With such a massive energy consumption, the associated carbon emissions are equally substantial, equivalent to burning 84 billion pounds of coal or operating 190 natural gas power plants. To offset the CO2 emissions from Bitcoin mining in 2021–2022, we would need 3.9 billion trees, an area equivalent to that of the Netherlands, Switzerland, or Denmark, occupying 7% of the Amazon rainforest’s tropical forest area.
Furthermore, the research underscores the heavy reliance of Bitcoin mining on fossil energy sources, with coal accounting for 45% and natural gas at 21%. Renewable sources like hydroelectric power, despite affecting water resources, still provide 16% of the electricity demand. Nuclear energy contributes 9%, while solar and wind energy account for 2% and 5%, respectively.
In the case of hydroelectric power, Bitcoin mining operations are equivalent to the water needed to fill over 660,000 Olympic-sized swimming pools, enough to meet the current water needs of over 300 million people in sub-Saharan African rural areas. Additionally, the global land footprint of Bitcoin mining activities during this period is 1.4 times the size of Los Angeles.
Notably, the research also reveals a strong correlation between the price of Bitcoin and energy consumption for Bitcoin mining. Specifically, Bitcoin’s price increase of 400% from 2021 to 2022 led to a 140% increase in the global Bitcoin mining network’s energy consumption.
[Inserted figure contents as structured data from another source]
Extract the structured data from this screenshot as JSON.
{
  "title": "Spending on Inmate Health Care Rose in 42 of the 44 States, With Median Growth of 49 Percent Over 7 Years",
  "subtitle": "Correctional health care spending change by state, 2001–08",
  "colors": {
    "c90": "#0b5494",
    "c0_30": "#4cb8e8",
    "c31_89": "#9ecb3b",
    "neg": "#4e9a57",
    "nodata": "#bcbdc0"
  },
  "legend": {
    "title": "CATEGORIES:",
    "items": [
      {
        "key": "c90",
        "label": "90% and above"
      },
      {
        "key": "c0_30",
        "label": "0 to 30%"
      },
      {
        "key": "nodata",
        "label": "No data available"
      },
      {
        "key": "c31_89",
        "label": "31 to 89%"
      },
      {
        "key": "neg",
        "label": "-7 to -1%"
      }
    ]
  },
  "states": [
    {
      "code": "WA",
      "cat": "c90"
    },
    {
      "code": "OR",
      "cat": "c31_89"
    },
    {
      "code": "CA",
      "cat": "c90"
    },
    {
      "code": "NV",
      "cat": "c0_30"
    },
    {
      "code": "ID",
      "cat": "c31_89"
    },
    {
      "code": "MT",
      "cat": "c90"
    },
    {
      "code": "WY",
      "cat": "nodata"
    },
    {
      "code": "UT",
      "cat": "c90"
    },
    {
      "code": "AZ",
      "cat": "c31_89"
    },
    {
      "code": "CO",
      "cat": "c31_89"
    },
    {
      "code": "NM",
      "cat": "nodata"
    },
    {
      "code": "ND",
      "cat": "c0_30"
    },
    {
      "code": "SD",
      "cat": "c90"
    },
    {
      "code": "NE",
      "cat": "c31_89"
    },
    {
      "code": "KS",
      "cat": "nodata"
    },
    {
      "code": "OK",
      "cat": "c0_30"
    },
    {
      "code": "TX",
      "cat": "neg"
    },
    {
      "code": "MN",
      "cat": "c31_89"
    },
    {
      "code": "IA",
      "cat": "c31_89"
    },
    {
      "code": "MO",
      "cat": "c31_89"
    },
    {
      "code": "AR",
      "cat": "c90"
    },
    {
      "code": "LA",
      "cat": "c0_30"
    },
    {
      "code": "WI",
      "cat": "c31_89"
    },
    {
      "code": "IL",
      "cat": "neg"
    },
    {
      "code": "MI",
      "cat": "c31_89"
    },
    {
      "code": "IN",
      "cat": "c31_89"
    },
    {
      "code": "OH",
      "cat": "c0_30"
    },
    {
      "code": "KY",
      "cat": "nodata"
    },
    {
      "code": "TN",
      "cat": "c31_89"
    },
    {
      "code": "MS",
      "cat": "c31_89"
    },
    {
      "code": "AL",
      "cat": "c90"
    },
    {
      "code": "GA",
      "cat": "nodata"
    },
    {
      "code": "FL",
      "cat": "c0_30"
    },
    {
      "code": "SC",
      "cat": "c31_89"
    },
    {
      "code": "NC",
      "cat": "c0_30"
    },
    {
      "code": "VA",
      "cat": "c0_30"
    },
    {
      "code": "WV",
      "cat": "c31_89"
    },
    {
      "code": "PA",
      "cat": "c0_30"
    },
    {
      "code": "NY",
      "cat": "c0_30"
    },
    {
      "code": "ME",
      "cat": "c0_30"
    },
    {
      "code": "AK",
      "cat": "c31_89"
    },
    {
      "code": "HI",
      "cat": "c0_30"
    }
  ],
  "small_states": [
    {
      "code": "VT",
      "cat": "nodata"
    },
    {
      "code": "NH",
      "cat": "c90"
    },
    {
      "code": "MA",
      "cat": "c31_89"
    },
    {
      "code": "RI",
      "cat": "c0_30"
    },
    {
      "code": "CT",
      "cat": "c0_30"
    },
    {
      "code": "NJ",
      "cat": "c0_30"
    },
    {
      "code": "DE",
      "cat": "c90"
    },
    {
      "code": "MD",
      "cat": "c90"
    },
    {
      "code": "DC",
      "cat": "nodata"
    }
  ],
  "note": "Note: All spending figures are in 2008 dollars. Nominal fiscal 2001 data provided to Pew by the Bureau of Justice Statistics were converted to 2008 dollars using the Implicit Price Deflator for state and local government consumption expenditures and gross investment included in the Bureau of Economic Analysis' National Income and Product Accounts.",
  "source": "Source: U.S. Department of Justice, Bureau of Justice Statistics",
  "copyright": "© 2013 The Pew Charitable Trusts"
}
2. The Necessity of Legal Framework
It’s essential to note that these findings do not encourage the use of digital assets. Rather, they advocate for investments in legal interventions and technological advancements to improve the efficiency of the global financial system without causing harm to the environment.
“Technological innovations often come with unforeseen consequences, and Bitcoin is no exception. Our findings do not promote the use of digital assets. Instead, they encourage us to invest in legal interventions and technological advancements to enhance the efficiency of the global financial system without harming the environment.” — Professor Kaveh Madani, Head of the Research Group
Interestingly, China has emerged as the largest Bitcoin mining nation, followed by the United States, Kazakhstan, Russia, Malaysia, Canada, Germany, Iran, Ireland, and Singapore.
In light of these findings, United Nations scientists have proposed a series of recommendations to governments to monitor and minimize the environmental impact of cryptocurrencies. They also support investments in energy-efficient digital currencies that have a lesser negative impact on the environment.